Kegiatan Festival Literasi Jawa Tengah 2026 dilaksanakan pada 11 s.d. 13 September 2026 bertempat di Uptown Mall BSB City Semarang. Festival yang diselenggarakan oleh Dinas Kearsipan dan Perpustakaan Provinsi Jawa Tengah tersebut mengusung tema “Ngopeni Budaya, Nglakoni Literasi”, yang bermakna melestarikan budaya sambil mengamalkan literasi.
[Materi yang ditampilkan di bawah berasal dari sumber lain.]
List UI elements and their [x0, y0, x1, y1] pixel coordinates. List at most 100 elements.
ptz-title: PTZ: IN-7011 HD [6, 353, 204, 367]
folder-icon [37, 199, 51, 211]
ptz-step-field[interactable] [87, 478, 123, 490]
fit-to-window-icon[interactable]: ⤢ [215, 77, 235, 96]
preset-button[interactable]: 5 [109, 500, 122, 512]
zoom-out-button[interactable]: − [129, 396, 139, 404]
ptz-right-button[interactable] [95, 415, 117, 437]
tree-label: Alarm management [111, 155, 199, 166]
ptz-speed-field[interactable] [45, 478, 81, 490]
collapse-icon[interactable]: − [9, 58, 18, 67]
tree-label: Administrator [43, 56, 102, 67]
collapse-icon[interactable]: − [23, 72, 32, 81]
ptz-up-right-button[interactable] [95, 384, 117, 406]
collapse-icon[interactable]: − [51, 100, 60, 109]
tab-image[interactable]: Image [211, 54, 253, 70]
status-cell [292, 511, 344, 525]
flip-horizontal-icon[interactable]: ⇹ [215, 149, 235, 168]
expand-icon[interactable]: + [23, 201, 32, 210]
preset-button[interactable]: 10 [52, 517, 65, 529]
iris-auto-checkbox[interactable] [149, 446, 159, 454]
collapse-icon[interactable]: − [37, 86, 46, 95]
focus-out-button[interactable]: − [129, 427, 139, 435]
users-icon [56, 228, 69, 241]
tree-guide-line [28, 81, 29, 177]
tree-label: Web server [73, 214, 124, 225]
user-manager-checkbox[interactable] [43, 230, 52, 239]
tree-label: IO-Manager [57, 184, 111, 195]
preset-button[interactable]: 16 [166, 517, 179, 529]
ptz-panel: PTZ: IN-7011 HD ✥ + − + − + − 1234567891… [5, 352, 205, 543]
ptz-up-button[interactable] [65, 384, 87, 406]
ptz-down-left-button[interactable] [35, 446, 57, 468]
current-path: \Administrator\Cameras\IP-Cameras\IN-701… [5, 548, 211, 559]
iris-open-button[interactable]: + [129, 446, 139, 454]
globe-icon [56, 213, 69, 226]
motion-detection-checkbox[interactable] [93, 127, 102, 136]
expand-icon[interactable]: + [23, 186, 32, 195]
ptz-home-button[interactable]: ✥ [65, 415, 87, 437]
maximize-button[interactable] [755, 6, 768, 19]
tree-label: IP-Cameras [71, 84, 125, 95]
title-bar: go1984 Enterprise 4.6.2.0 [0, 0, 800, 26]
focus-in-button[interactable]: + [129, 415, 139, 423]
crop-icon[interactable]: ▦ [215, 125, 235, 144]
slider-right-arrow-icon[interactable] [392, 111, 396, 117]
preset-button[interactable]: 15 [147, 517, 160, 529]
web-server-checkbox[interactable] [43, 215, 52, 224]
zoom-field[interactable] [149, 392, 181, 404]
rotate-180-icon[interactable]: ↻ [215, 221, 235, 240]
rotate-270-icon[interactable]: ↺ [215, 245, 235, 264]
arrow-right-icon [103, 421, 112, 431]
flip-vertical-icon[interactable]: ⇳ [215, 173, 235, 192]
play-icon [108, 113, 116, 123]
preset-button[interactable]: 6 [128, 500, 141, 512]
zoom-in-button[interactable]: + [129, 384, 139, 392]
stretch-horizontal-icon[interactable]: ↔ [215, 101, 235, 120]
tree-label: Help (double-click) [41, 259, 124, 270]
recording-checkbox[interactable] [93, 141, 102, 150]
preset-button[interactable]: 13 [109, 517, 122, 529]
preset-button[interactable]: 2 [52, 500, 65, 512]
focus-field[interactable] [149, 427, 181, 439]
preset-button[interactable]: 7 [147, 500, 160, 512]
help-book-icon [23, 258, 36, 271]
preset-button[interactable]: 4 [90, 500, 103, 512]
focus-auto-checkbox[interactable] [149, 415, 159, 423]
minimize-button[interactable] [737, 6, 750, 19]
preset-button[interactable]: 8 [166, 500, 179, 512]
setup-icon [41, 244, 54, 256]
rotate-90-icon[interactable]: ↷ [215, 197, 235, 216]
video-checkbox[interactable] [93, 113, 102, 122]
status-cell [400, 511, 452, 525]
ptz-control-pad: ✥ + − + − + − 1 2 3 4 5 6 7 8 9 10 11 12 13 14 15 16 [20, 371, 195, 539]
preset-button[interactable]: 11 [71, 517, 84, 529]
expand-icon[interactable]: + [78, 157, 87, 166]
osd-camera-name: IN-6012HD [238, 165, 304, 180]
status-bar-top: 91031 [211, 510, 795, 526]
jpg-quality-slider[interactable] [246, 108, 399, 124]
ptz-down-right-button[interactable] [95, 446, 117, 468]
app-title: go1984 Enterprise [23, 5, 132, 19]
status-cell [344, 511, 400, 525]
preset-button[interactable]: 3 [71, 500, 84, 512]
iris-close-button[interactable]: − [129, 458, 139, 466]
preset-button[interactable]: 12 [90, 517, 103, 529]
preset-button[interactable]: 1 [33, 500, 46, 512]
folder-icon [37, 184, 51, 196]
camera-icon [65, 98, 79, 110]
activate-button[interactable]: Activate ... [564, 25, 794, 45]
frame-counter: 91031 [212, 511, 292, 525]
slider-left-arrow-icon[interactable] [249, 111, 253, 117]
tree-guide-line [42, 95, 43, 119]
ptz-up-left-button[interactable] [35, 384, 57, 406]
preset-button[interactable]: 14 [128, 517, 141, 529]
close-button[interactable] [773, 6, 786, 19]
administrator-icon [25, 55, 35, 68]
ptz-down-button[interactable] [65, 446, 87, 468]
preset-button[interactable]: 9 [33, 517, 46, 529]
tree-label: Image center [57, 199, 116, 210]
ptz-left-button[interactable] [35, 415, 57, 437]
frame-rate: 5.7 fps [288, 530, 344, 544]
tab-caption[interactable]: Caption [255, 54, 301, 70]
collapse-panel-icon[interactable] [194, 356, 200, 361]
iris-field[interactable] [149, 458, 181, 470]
Keikutsertaan Kabupaten Wonogiri diwujudkan melalui stand yang menampilkan beragam produk literasi yang dihasilkan oleh para pegiat literasi dan pelaku UMKM di Kabupaten Wonogiri. Kehadiran produk-produk tersebut menjadi salah satu bentuk nyata bahwa literasi tidak hanya berkaitan dengan kegiatan membaca dan menulis, tetapi juga dapat diwujudkan melalui kreativitas, keterampilan, produktivitas, serta pengembangan potensi lokal.
Berbagai produk khas dan hasil kreativitas masyarakat Wonogiri yang ditampilkan di stand pameran antara lain mete, brownies tiwul, keripik coro pedang, roti gaplek, sale pisang, sambal pecel mete, daster, gamis, serta berbagai produk lainnya.
Keberagaman produk yang dipamerkan menunjukkan bagaimana pengetahuan, keterampilan, kreativitas, dan potensi lokal dapat dikembangkan menjadi karya yang memiliki nilai manfaat dan ekonomi. Produk-produk tersebut sekaligus menjadi media untuk memperkenalkan kekayaan dan kreativitas masyarakat Kabupaten Wonogiri kepada masyarakat yang lebih luas.
Partisipasi Kabupaten Wonogiri dalam festival ini juga menjadi ruang untuk memperkuat sinergi antara pemerintah daerah, pegiat literasi, pelaku UMKM, komunitas, dan masyarakat. Hal tersebut sejalan dengan tujuan Festival Literasi Jawa Tengah 2026 untuk memperkuat ekosistem literasi melalui kolaborasi berbagai pihak serta meningkatkan partisipasi masyarakat dalam pembangunan literasi.
Melalui stand pameran ini, Dinas Kearsipan dan Perpustakaan Kabupaten Wonogiri tidak hanya membawa nama daerah, tetapi juga membawa semangat dan karya masyarakat Wonogiri untuk diperkenalkan dalam ruang literasi tingkat Provinsi Jawa Tengah.
Festival Literasi dan Pameran Buku Jawa Tengah sendiri menghadirkan berbagai kegiatan, antara lain pameran buku dan kreasi literasi, stand literasi kabupaten/kota, seminar dan talkshow, bedah buku dan temu penulis, serta ekspresi budaya, seni, dan literasi.
Melalui semangat “Ngopeni Budaya, Nglakoni Literasi”, Kabupaten Wonogiri terus mendorong agar literasi tumbuh dan hadir dalam berbagai aktivitas kehidupan masyarakat. Dari membaca dan menulis, lahir pengetahuan; dari pengetahuan, tumbuh kreativitas; dan dari kreativitas, lahir karya yang dapat memberikan manfaat bagi masyarakat.
Kabupaten Wonogiri – Ngopeni Budaya, Nglakoni Literasi.